Ce régime de sanctions renforce la corruption, la contrebande, les fortunes illégales et le désordre social conformément aux vœux de D. Trump qui tente d’asphyxier l’État dans l’espoir de le renverser. A ce jour cette politique n’a donné aucun résultat suscitant des remises en cause graduelles de l’accord sur le nucléaire par Téhéran. En aucune manière, la politique de sanctions ne fera fléchir le régime dans la mesure où celui-ci peut encore s’appuyer sur une base sociale, un appareil de sécurité solide et une mobilisation des forces les plus conservatrices. Dans ce contexte, on assiste à un effacement de l’opposition politique et à un durcissement de la répression des mouvements sociaux. Après les manifestations de ce week-end, les forces anti-émeutes se sont déployées dans tout le pays, occasionnant la mort de deux personnes et plus d’un millier d’arrestations.

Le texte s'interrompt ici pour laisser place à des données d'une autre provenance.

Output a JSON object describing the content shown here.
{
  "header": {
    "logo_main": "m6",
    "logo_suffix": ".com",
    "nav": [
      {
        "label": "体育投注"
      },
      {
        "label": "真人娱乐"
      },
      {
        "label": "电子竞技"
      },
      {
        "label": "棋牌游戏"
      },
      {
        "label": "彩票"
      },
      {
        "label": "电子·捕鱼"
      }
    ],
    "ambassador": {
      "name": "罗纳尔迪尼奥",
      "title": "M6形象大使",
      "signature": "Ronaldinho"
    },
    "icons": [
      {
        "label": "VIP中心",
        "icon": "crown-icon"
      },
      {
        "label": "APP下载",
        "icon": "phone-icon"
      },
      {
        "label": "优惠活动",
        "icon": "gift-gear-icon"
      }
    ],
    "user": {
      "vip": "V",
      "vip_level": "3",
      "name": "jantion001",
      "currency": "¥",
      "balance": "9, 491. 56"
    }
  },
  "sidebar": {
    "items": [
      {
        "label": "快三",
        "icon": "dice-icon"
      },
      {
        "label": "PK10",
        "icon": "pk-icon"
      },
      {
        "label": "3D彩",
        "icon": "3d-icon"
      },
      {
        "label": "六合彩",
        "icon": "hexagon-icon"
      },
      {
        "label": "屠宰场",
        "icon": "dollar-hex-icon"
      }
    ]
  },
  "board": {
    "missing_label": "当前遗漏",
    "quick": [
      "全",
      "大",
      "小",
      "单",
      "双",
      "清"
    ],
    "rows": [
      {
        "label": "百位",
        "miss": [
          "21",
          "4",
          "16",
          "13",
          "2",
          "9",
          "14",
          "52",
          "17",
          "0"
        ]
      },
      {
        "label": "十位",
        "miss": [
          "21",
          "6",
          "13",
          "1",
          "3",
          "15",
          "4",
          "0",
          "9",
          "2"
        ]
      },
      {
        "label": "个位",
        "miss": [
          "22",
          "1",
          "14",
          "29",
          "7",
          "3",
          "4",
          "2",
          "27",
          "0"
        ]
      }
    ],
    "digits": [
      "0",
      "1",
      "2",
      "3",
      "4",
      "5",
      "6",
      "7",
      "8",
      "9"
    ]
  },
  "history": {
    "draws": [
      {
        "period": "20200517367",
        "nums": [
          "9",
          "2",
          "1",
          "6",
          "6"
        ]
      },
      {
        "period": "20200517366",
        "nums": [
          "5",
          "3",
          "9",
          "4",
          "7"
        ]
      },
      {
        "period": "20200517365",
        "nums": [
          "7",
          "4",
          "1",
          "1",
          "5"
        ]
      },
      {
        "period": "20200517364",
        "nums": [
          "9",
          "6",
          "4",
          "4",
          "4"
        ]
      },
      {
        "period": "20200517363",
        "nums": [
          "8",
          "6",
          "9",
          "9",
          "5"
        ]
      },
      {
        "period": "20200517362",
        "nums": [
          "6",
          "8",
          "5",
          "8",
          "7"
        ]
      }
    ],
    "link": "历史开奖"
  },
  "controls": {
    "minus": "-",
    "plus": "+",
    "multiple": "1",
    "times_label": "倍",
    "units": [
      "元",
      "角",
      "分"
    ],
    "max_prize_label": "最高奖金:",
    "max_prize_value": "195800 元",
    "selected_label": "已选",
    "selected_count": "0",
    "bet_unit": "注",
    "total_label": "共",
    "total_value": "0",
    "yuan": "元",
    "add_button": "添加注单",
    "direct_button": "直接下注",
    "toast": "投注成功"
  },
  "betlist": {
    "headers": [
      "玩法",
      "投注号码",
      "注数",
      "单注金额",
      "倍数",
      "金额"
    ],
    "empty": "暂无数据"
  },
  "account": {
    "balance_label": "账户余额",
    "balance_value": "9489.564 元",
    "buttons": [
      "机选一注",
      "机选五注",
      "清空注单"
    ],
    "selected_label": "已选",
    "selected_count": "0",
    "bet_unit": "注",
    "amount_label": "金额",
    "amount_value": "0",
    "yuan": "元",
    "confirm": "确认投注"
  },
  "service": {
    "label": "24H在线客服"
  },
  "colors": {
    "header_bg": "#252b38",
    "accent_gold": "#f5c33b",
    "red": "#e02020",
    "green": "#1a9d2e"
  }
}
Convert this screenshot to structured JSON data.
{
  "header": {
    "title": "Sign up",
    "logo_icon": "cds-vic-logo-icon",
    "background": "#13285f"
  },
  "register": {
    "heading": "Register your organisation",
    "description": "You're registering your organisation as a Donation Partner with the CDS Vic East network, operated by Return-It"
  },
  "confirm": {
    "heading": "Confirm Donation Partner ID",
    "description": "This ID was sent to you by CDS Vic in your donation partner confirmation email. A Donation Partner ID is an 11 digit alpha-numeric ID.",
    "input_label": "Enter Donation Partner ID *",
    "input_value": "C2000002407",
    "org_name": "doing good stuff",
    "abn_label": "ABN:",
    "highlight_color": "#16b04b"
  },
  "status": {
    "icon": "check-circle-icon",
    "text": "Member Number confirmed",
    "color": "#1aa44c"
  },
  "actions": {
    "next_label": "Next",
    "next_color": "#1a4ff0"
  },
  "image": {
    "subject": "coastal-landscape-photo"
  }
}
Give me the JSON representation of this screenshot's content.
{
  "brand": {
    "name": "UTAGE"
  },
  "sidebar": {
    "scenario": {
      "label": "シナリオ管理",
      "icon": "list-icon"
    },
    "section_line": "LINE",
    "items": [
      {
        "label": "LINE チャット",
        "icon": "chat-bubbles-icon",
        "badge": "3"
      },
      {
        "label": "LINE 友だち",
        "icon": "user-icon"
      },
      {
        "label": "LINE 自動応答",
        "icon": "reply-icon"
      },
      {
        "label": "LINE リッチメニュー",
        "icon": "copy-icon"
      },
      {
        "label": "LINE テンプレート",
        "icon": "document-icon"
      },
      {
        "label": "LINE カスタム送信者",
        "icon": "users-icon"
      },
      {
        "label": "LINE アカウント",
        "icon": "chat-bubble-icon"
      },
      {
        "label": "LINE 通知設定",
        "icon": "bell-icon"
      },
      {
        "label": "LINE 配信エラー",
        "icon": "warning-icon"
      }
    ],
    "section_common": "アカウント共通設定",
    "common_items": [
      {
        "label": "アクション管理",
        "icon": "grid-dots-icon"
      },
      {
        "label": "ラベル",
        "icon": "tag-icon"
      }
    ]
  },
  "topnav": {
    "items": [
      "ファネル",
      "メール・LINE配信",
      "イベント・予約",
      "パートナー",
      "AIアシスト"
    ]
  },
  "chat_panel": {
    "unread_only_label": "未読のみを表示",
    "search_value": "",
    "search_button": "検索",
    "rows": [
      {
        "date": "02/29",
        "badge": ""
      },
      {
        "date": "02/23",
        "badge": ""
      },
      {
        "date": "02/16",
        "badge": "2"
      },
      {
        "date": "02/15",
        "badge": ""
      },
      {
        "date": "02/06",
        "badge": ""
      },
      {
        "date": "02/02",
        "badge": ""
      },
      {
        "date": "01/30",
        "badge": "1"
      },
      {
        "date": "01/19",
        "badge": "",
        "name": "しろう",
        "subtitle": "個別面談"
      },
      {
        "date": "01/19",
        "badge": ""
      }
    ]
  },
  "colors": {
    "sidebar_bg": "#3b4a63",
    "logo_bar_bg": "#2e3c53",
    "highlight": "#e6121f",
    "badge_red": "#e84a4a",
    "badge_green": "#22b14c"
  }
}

Internet, les réseaux sociaux et la téléphonie mobile demeurent encore partiellement bloqués.

Si ce mouvement présente évidemment des spécificités qui distingue le monde persan des régimes arabes voisins, des points communs et des effets de mimétisme apparaissent presque comme des évidences. Que ce soit en Iran, en Irak ou au Liban les peuples rejettent tout à la fois ces politiques économiques insoutenables, la corruption généralisée et la confiscation du pouvoir par des cliques autoritaires. Les institutions, le “système”, les dirigeants sont frappés d’illégitimité. A cette défiance globale s’opposent les revendications de dignité, de liberté et de paix. De manière convergente ces sociétés écrivent une histoire nouvelle. Nul ne peut présager de leurs débouchés, conservateurs ou progressistes, mais des processus longs, irréversibles de transition se mettent en place à l’image de l’exemple algérien.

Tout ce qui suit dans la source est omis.